Farhan mengedikan bahu. "Jika kamu tidak ingin jabatan kamu digulingkan, maka kamu harus menikah."

Kafeel menghela napas panjang, "Tetapi Kafeel belum mau menikah, Pa. Kafeel tidak bisa."

"Ya, sudah. Semua pilihan ada di kamu. Jika itu pilihan kamu, maka kamu harus siap untuk kehilangan jabatan kamu."

"Ini tidak adil, Pa," lirih Kafeel.

"Kamu tinggal menikah saja. Apa susahnya, Feel?"

"Tetapi Kafeel belum siap, Pa. Kafeel belum mau menikah."

Farhan mengedikan bahu. "Semua ada di tangan kamu, Feel. Menikah atau meninggalkan semuanya."

Kafeel mendesah panjang, tidak menyahut.

"Baiklah itu maksud kedatangan Papa kemari. Kalau begitu Papa permisi. Pikirlah baik-baik, feel." Farhan menepuk pundak Kafeel sebelum beranjak.

Kafeel kembali bisu, tidak menanggapi ucapan Farhan. Pria itu sibuk memikirkan bagaimana cara mempertahankan jabatannya.

"Oh, ya. Sekretaris baru kamu cantik juga Feel. Jika kamu ingin menjadikannya dia sebagai istri," ujar Farhan saat dia hendak menggapai ganggang pintu.

Mata Kafeel memicing mendengar ucapan Farhan. Namun memilih tidak menanggapinya.

Setelah Farhan hilang di balik pintu Kafeel menghela napas panjang, meraup wajah dengan kasar. Dia tahu Farhan tidak pernah main-main dengan ucapannya. Tetapi menikah segera? Mana mungkin! Anna sedang berada di luar negeri untuk melakukan casting menolak menikah dengannya demi karier. Lantas dia harus menikah dengan siapa? Dia juga tidak akan pernah rela jika melepaskan jabatannya. Dia sudah banyak bekerja keras demi untuk mengembangkan perusahaan.
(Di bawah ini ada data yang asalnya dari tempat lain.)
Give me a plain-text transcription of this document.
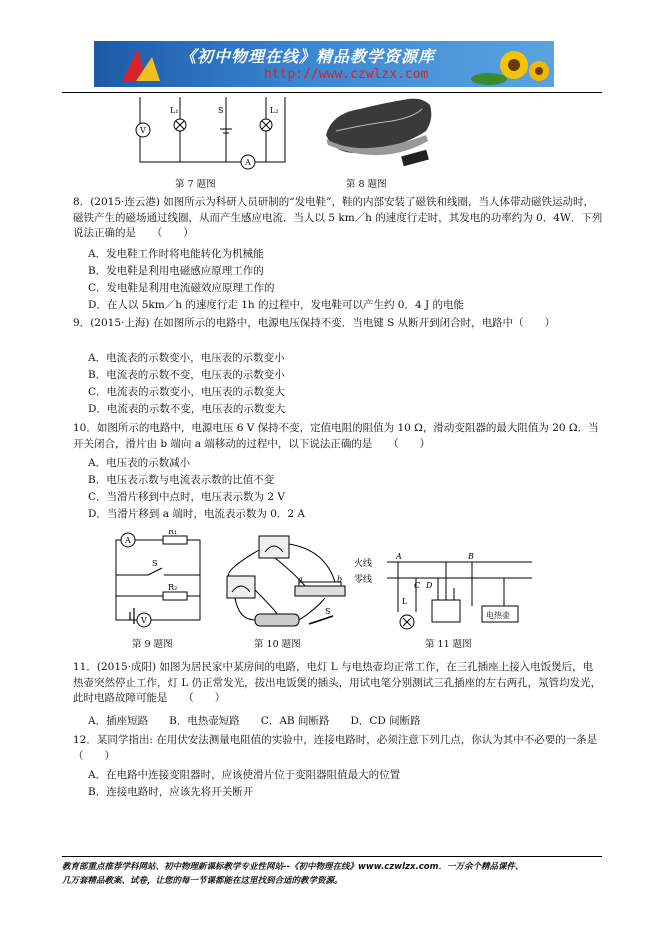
《初中物理在线》精品教学资源库
http://www.czwlzx.com
V
L₁	S	L₂
A
第 7 题图	第 8 题图
8．(2015·连云港) 如图所示为科研人员研制的“发电鞋”，鞋的内部安装了磁铁和线圈，当人体带动磁铁运动时，磁铁产生的磁场通过线圈，从而产生感应电流．当人以 5 km／h 的速度行走时，其发电的功率约为 0．4W．下列说法正确的是　　（　　）
A．发电鞋工作时将电能转化为机械能
B．发电鞋是利用电磁感应原理工作的
C．发电鞋是利用电流磁效应原理工作的
D．在人以 5km／h 的速度行走 1h 的过程中，发电鞋可以产生约 0．4 J 的电能
9．(2015·上海) 在如图所示的电路中，电源电压保持不变．当电键 S 从断开到闭合时，电路中（　　）
A．电流表的示数变小，电压表的示数变小
B．电流表的示数不变，电压表的示数变小
C．电流表的示数变小，电压表的示数变大
D．电流表的示数不变，电压表的示数变大
10．如图所示的电路中，电源电压 6 V 保持不变，定值电阻的阻值为 10 Ω，滑动变阻器的最大阻值为 20 Ω．当开关闭合，滑片由 b 端向 a 端移动的过程中，以下说法正确的是　　（　　）
A．电压表的示数减小
B．电压表示数与电流表示数的比值不变
C．当滑片移到中点时，电压表示数为 2 V
D．当滑片移到 a 端时，电流表示数为 0．2 A
A
R₁
S
R₂
V
第 9 题图
a	b
S
第 10 题图
火线
零线
A	B
C D
L
电热壶
第 11 题图
11．(2015·成阳) 如图为居民家中某房间的电路，电灯 L 与电热壶均正常工作，在三孔插座上接入电饭煲后，电热壶突然停止工作，灯 L 仍正常发光，拔出电饭煲的插头，用试电笔分别测试三孔插座的左右两孔，氖管均发光，此时电路故障可能是　　（　　）
A．插座短路　　B．电热壶短路　　C．AB 间断路　　D．CD 间断路
12．某同学指出: 在用伏安法测量电阻值的实验中，连接电路时，必须注意下列几点，你认为其中不必要的一条是　　（　　）
A．在电路中连接变阻器时，应该使滑片位于变阻器阻值最大的位置
B．连接电路时，应该先将开关断开
教育部重点推荐学科网站、初中物理新课标教学专业性网站--《初中物理在线》www.czwlzx.com．一万余个精品课件、
几万套精品教案、试卷，让您的每一节课都能在这里找到合适的教学资源。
"Nikah kontrak saja, Feel. Kamu cari wanita yang mau di bayar untuk diajak nikah kontrak." Saran dari Henry beberapa hari yang lalu di kelap malam terlintas di kepala Kafeel saat dia menceritakan keluh kesahnya kepada sahabatnya itu.

Apa, iya, aku harus nikah kontrak saja? Memang ada wanita yang mau diajak menikah kontrak? Pikir Kafeel.